Culture The vibrant song and dance traditions of varied tribes of this African country are linked to their customs and mores. Aruna Chandaraju
The spirited movements, rhythmic clapping, sonorous songs, and flamboyant clothes and jewellery held us in thrall. The women of the Samburu tribe of Kenya were giving a dance and music demonstration. Their vivid attire and ornaments were a contrast to the barren, dusty land in the background. The women’s neckwear were the delicately strung, richly-hued beads that covered the entire chest. Two of the women wore beaded headbands.
A pair of women with lithe bodies moved out of the line and began dancing in a circle, their necklaces bobbing as they moved back and forth in a skipping movement. The two retreat to the circle to be replaced by another pair.
The men’s dance was more vigorous and their singing more full-throated. They jumped, in what seemed like a competition, to see who could jump higher. Moving into the inner area from the outer circle, they would leap vertically into the air, their heads held high. Attired in a riot of colours and richly ornamented, they often danced like this to impress the young girls.
The Samburu used no instruments, not even drums. Their music was created by the clapping and singing. And they danced with joy. Nothing - neither the searing midday heat nor the dust and dryness - seemed to affect them.
Watching centuries-old traditions untouched by outside influences was as heartening as it was fascinating. But how long can they be preserved? Especially since the tribes are slowly embracing the many changes in a bid to improve their livelihood. It seems there is hope. Many tribes, especially the Samburu and Masai, are proud of the traditions and culture of their forefathers –– and preserve them lovingly, and revel in showcasing them whenever they can to outsiders.

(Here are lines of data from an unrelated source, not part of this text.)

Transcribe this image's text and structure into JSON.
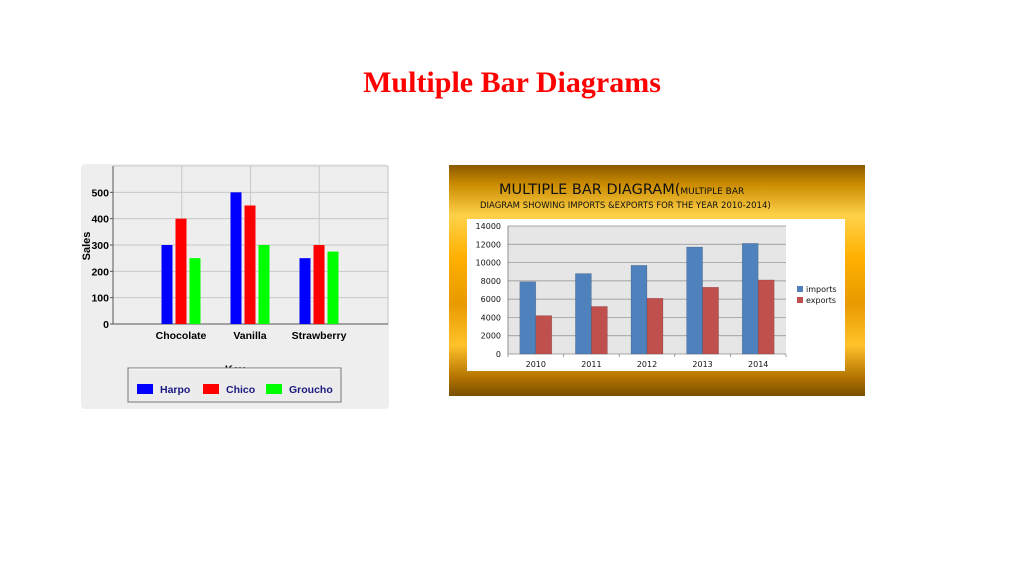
{
  "slide": {
    "title": "Multiple Bar Diagrams"
  },
  "chart_data": [
    {
      "type": "bar",
      "title": "",
      "xlabel": "",
      "ylabel": "Sales",
      "ylim": [
        0,
        600
      ],
      "yticks": [
        0,
        100,
        200,
        300,
        400,
        500
      ],
      "grid": true,
      "categories": [
        "Chocolate",
        "Vanilla",
        "Strawberry"
      ],
      "series": [
        {
          "name": "Harpo",
          "color": "#0000ff",
          "values": [
            300,
            500,
            250
          ]
        },
        {
          "name": "Chico",
          "color": "#ff0000",
          "values": [
            400,
            450,
            300
          ]
        },
        {
          "name": "Groucho",
          "color": "#00ff00",
          "values": [
            250,
            300,
            275
          ]
        }
      ],
      "legend": {
        "title": "Key",
        "placement": "bottom"
      }
    },
    {
      "type": "bar",
      "title": "MULTIPLE BAR DIAGRAM(",
      "title_small": "MULTIPLE BAR",
      "subtitle": "DIAGRAM SHOWING IMPORTS &EXPORTS FOR THE YEAR 2010-2014)",
      "xlabel": "",
      "ylabel": "",
      "ylim": [
        0,
        14000
      ],
      "yticks": [
        0,
        2000,
        4000,
        6000,
        8000,
        10000,
        12000,
        14000
      ],
      "grid": true,
      "categories": [
        "2010",
        "2011",
        "2012",
        "2013",
        "2014"
      ],
      "series": [
        {
          "name": "imports",
          "color": "#4f81bd",
          "values": [
            7900,
            8800,
            9700,
            11700,
            12100
          ]
        },
        {
          "name": "exports",
          "color": "#c0504d",
          "values": [
            4200,
            5200,
            6100,
            7300,
            8100
          ]
        }
      ],
      "legend": {
        "placement": "right"
      }
    }
  ]
}
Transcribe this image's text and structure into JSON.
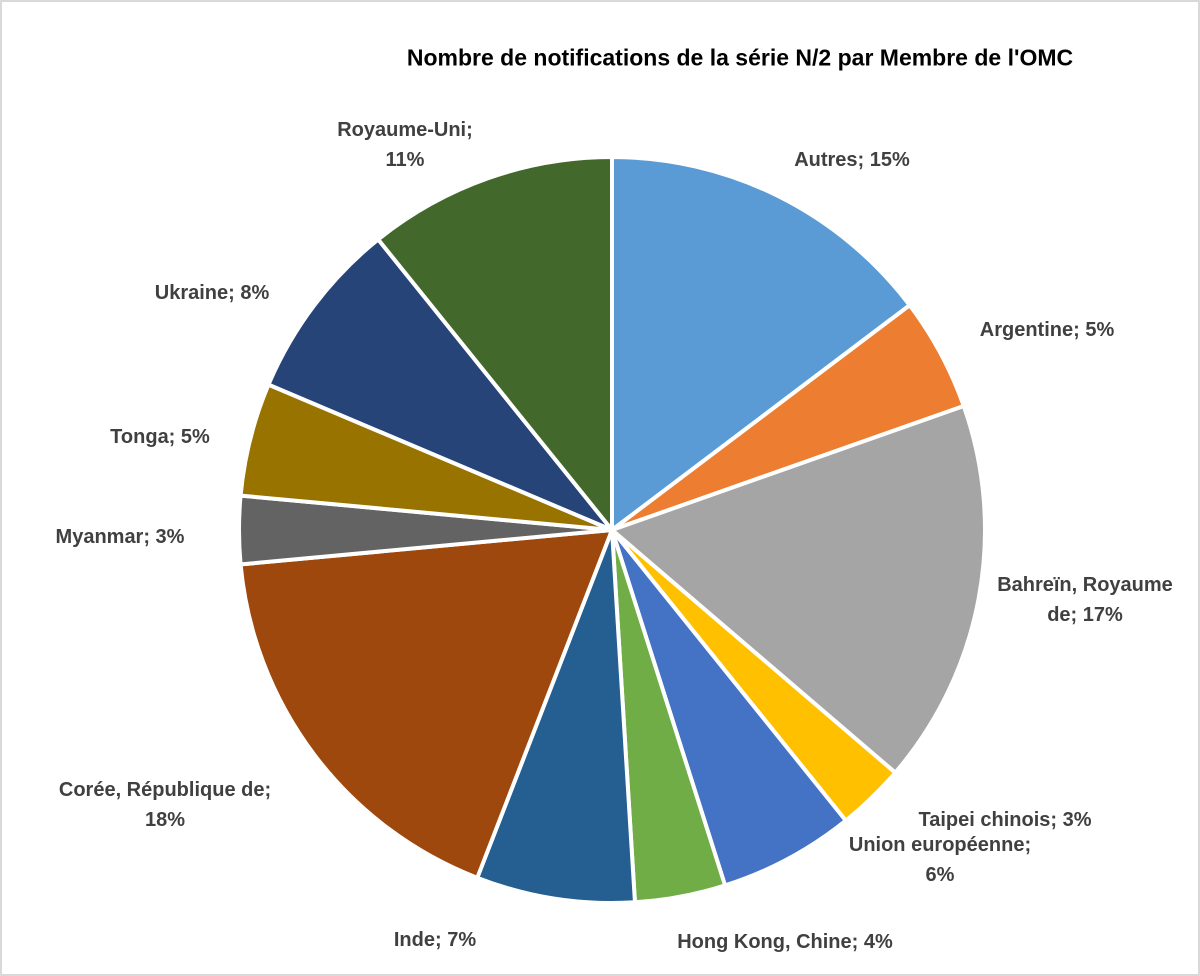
{
  "chart_data": {
    "type": "pie",
    "title": "Nombre de notifications de la série N/2 par Membre de l'OMC",
    "categories": [
      "Autres",
      "Argentine",
      "Bahreïn, Royaume de",
      "Taipei chinois",
      "Union européenne",
      "Hong Kong, Chine",
      "Inde",
      "Corée, République de",
      "Myanmar",
      "Tonga",
      "Ukraine",
      "Royaume-Uni"
    ],
    "values": [
      15,
      5,
      17,
      3,
      6,
      4,
      7,
      18,
      3,
      5,
      8,
      11
    ],
    "value_labels": [
      "Autres; 15%",
      "Argentine; 5%",
      "Bahreïn, Royaume de; 17%",
      "Taipei chinois; 3%",
      "Union européenne; 6%",
      "Hong Kong, Chine; 4%",
      "Inde; 7%",
      "Corée, République de; 18%",
      "Myanmar; 3%",
      "Tonga; 5%",
      "Ukraine; 8%",
      "Royaume-Uni; 11%"
    ],
    "colors": [
      "#5B9BD5",
      "#ED7D31",
      "#A5A5A5",
      "#FFC000",
      "#4472C4",
      "#70AD47",
      "#255E91",
      "#9E480E",
      "#636363",
      "#997300",
      "#264478",
      "#43682B"
    ]
  }
}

Apparently, the rich and vibrant music and dance traditions of Kenya have been drawn from many sources. Most of the nomadic and semi-nomadic tribes of the country have some common features such as the use of songs and chants, particularly among the groups that speak Maa. The Maa languages are a closely linked group of Eastern Nilotic languages spoken in several parts of Kenya.
Intrinsically connected to the cultural mores and societal customs, the country’s traditional dance and music are more than a collection of melodies and rhythms. It is an integral part of many ceremonies that take place at different stages of a person’s life in Kenya, especially among the tribals. So, there is often a context, an event, or rite of passage which invests the dance and music with meaning.

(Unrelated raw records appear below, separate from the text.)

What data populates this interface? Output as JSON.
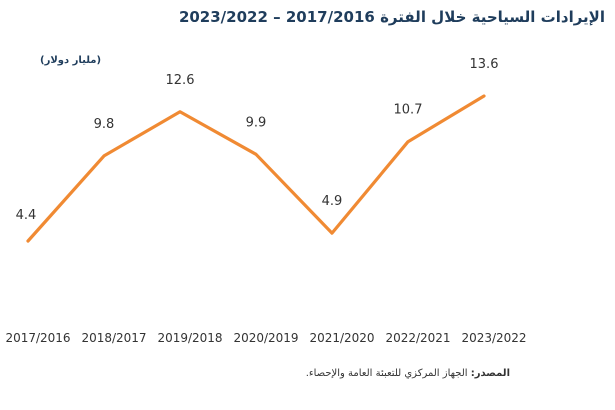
{
  "title": "الإيرادات السياحية خلال الفترة 2017/2016 – 2023/2022",
  "unit_label": "(مليار دولار)",
  "source": {
    "label": "المصدر:",
    "text": " الجهاز المركزي للتعبئة العامة والإحصاء."
  },
  "colors": {
    "line": "#f08a33",
    "title": "#1f3d5c"
  },
  "chart_data": {
    "type": "line",
    "categories": [
      "2017/2016",
      "2018/2017",
      "2019/2018",
      "2020/2019",
      "2021/2020",
      "2022/2021",
      "2023/2022"
    ],
    "series": [
      {
        "values": [
          4.4,
          9.8,
          12.6,
          9.9,
          4.9,
          10.7,
          13.6
        ]
      }
    ],
    "data_labels": true,
    "grid": false,
    "legend": "none"
  }
}
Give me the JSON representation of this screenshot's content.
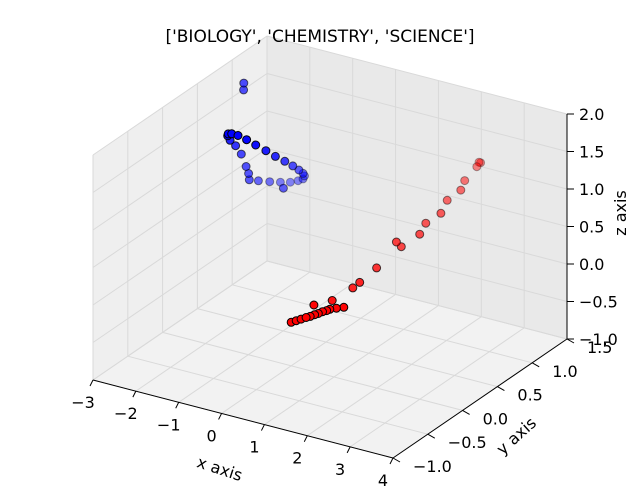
{
  "chart_data": {
    "type": "scatter",
    "projection": "3d",
    "title": "['BIOLOGY', 'CHEMISTRY', 'SCIENCE']",
    "xlabel": "x axis",
    "ylabel": "y axis",
    "zlabel": "z axis",
    "xlim": [
      -3,
      4
    ],
    "ylim": [
      -1.0,
      1.5
    ],
    "zlim": [
      -1.0,
      2.0
    ],
    "x_ticks": [
      "−3",
      "−2",
      "−1",
      "0",
      "1",
      "2",
      "3",
      "4"
    ],
    "y_ticks": [
      "−1.0",
      "−0.5",
      "0.0",
      "0.5",
      "1.0",
      "1.5"
    ],
    "z_ticks": [
      "−1.0",
      "−0.5",
      "0.0",
      "0.5",
      "1.0",
      "1.5",
      "2.0"
    ],
    "grid": true,
    "series": [
      {
        "color": "#0000ff",
        "points": [
          {
            "x": -2.6,
            "y": 1.0,
            "z": 0.46
          },
          {
            "x": -2.55,
            "y": 1.1,
            "z": 0.39
          },
          {
            "x": -2.45,
            "y": 1.2,
            "z": 0.33
          },
          {
            "x": -2.33,
            "y": 1.28,
            "z": 0.29
          },
          {
            "x": -2.18,
            "y": 1.33,
            "z": 0.28
          },
          {
            "x": -2.03,
            "y": 1.35,
            "z": 0.31
          },
          {
            "x": -1.9,
            "y": 1.34,
            "z": 0.36
          },
          {
            "x": -1.8,
            "y": 1.3,
            "z": 0.44
          },
          {
            "x": -1.72,
            "y": 1.23,
            "z": 0.53
          },
          {
            "x": -1.67,
            "y": 1.14,
            "z": 0.64
          },
          {
            "x": -1.65,
            "y": 1.04,
            "z": 0.76
          },
          {
            "x": -1.66,
            "y": 0.93,
            "z": 0.89
          },
          {
            "x": -1.7,
            "y": 0.82,
            "z": 1.02
          },
          {
            "x": -1.76,
            "y": 0.72,
            "z": 1.15
          },
          {
            "x": -1.85,
            "y": 0.63,
            "z": 1.27
          },
          {
            "x": -1.95,
            "y": 0.56,
            "z": 1.37
          },
          {
            "x": -2.07,
            "y": 0.51,
            "z": 1.44
          },
          {
            "x": -2.2,
            "y": 0.5,
            "z": 1.45
          },
          {
            "x": -2.33,
            "y": 0.53,
            "z": 1.41
          },
          {
            "x": -2.44,
            "y": 0.59,
            "z": 1.33
          },
          {
            "x": -2.53,
            "y": 0.68,
            "z": 1.2
          },
          {
            "x": -2.58,
            "y": 0.79,
            "z": 1.05
          },
          {
            "x": -2.61,
            "y": 0.89,
            "z": 0.87
          },
          {
            "x": -2.61,
            "y": 0.96,
            "z": 0.66
          },
          {
            "x": -2.6,
            "y": 0.99,
            "z": 0.55
          },
          {
            "x": -2.0,
            "y": 1.12,
            "z": 0.36
          },
          {
            "x": -2.6,
            "y": 0.92,
            "z": 1.8
          },
          {
            "x": -2.62,
            "y": 0.93,
            "z": 1.7
          }
        ]
      },
      {
        "color": "#ff0000",
        "points": [
          {
            "x": 1.0,
            "y": 0.14,
            "z": -0.16
          },
          {
            "x": 0.86,
            "y": 0.12,
            "z": -0.18
          },
          {
            "x": 0.74,
            "y": 0.1,
            "z": -0.2
          },
          {
            "x": 0.68,
            "y": 0.09,
            "z": -0.22
          },
          {
            "x": 0.6,
            "y": 0.08,
            "z": -0.24
          },
          {
            "x": 0.52,
            "y": 0.07,
            "z": -0.27
          },
          {
            "x": 0.2,
            "y": 0.02,
            "z": -0.36
          },
          {
            "x": 0.3,
            "y": 0.03,
            "z": -0.33
          },
          {
            "x": 0.38,
            "y": 0.04,
            "z": -0.31
          },
          {
            "x": 0.1,
            "y": 0.01,
            "z": -0.39
          },
          {
            "x": 0.45,
            "y": 0.06,
            "z": -0.29
          },
          {
            "x": 0.0,
            "y": 0.0,
            "z": -0.42
          },
          {
            "x": 0.4,
            "y": 0.08,
            "z": -0.18
          },
          {
            "x": 0.6,
            "y": 0.22,
            "z": -0.18
          },
          {
            "x": 0.82,
            "y": 0.38,
            "z": -0.08
          },
          {
            "x": 1.1,
            "y": 0.55,
            "z": 0.12
          },
          {
            "x": 1.4,
            "y": 0.72,
            "z": 0.34
          },
          {
            "x": 1.68,
            "y": 0.9,
            "z": 0.58
          },
          {
            "x": 1.92,
            "y": 1.06,
            "z": 0.82
          },
          {
            "x": 2.1,
            "y": 1.2,
            "z": 1.02
          },
          {
            "x": 2.22,
            "y": 1.3,
            "z": 1.16
          },
          {
            "x": 2.26,
            "y": 1.33,
            "z": 1.2
          },
          {
            "x": 2.24,
            "y": 1.32,
            "z": 1.21
          },
          {
            "x": 1.35,
            "y": 0.68,
            "z": 0.42
          },
          {
            "x": 1.7,
            "y": 0.8,
            "z": 0.5
          },
          {
            "x": 1.95,
            "y": 0.95,
            "z": 0.72
          },
          {
            "x": 2.14,
            "y": 1.12,
            "z": 0.95
          },
          {
            "x": 0.95,
            "y": 0.4,
            "z": 0.0
          }
        ]
      }
    ]
  }
}
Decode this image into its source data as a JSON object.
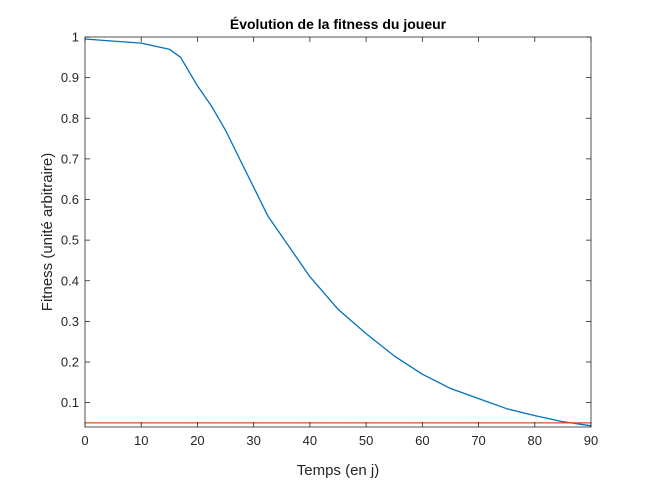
{
  "chart_data": {
    "type": "line",
    "title": "Évolution de la fitness du joueur",
    "xlabel": "Temps (en j)",
    "ylabel": "Fitness (unité arbitraire)",
    "xlim": [
      0,
      90
    ],
    "ylim": [
      0.04,
      1
    ],
    "x_ticks": [
      0,
      10,
      20,
      30,
      40,
      50,
      60,
      70,
      80,
      90
    ],
    "x_tick_labels": [
      "0",
      "10",
      "20",
      "30",
      "40",
      "50",
      "60",
      "70",
      "80",
      "90"
    ],
    "y_ticks": [
      0.1,
      0.2,
      0.3,
      0.4,
      0.5,
      0.6,
      0.7,
      0.8,
      0.9,
      1
    ],
    "y_tick_labels": [
      "0.1",
      "0.2",
      "0.3",
      "0.4",
      "0.5",
      "0.6",
      "0.7",
      "0.8",
      "0.9",
      "1"
    ],
    "grid": false,
    "legend": "none",
    "series": [
      {
        "color": "#0072BD",
        "x": [
          0,
          5,
          10,
          15,
          17,
          20,
          22.5,
          25,
          27.5,
          30,
          32.5,
          35,
          40,
          45,
          50,
          55,
          60,
          65,
          70,
          75,
          80,
          85,
          90
        ],
        "y": [
          0.995,
          0.99,
          0.985,
          0.97,
          0.95,
          0.88,
          0.83,
          0.77,
          0.7,
          0.63,
          0.56,
          0.51,
          0.41,
          0.33,
          0.27,
          0.215,
          0.17,
          0.135,
          0.11,
          0.085,
          0.068,
          0.053,
          0.043
        ]
      },
      {
        "color": "#D95319",
        "x": [
          0,
          90
        ],
        "y": [
          0.05,
          0.05
        ]
      }
    ]
  }
}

These become expressions of many other aspects of life. For example, the body ornaments indicate a person’s social status. The young men's leaping dances are a part of a courtship ritual to impress shy, young girls.
Nature, flora and fauna of Kenya have influenced life and the arts. So, a widely known Masai ceremonial/victory song is the ‘Engilakinoto,’ which is sung after a successful lion hunt It is accompanied by a dance complete with the characteristic leaps.
Drums (ngomas) and other percussion instruments, flutes made of reeds, stringed instruments including Nyatiti (a lyre-like instrument with a soft, tranquil sound), bells and horns, are a major part of the music. Drums are central to most African music and dance traditions, especially the elaborate ritual dances.
With or without the accompaniment of instruments, the traditional dances of Kenya are captivating spectacles. Western Kenya's Luhya has a distinctive dance style called Sikuti, which is vigorous and is usually performed by men and women paired together, and the performance is accompanied by long horns, several drums, whistles and bells.
The Kamba people have an energetic, acrobatic style of dancing. Both Kamba and Chuka use a long drum which slopes forward towards the ground and is clasped between the legs.
A popular form is Taraab. This is a unique style of music, which uses soulful Swahili lyrics (largely), and draws from African percussion as well as Arabic rhythms. It has been evolving over the years and the modern version includes influences from various sources including Bollywood and Bhangra music and moves!
A great deal of western influence is seen today on Kenya's contemporary music scene. Reggae, rap, hip-hop, rhythm and blues… you can see them in modern Kenya's music performances. Congolese pop and Linga are widely popular forms of today, while gospel and choral music too have their place.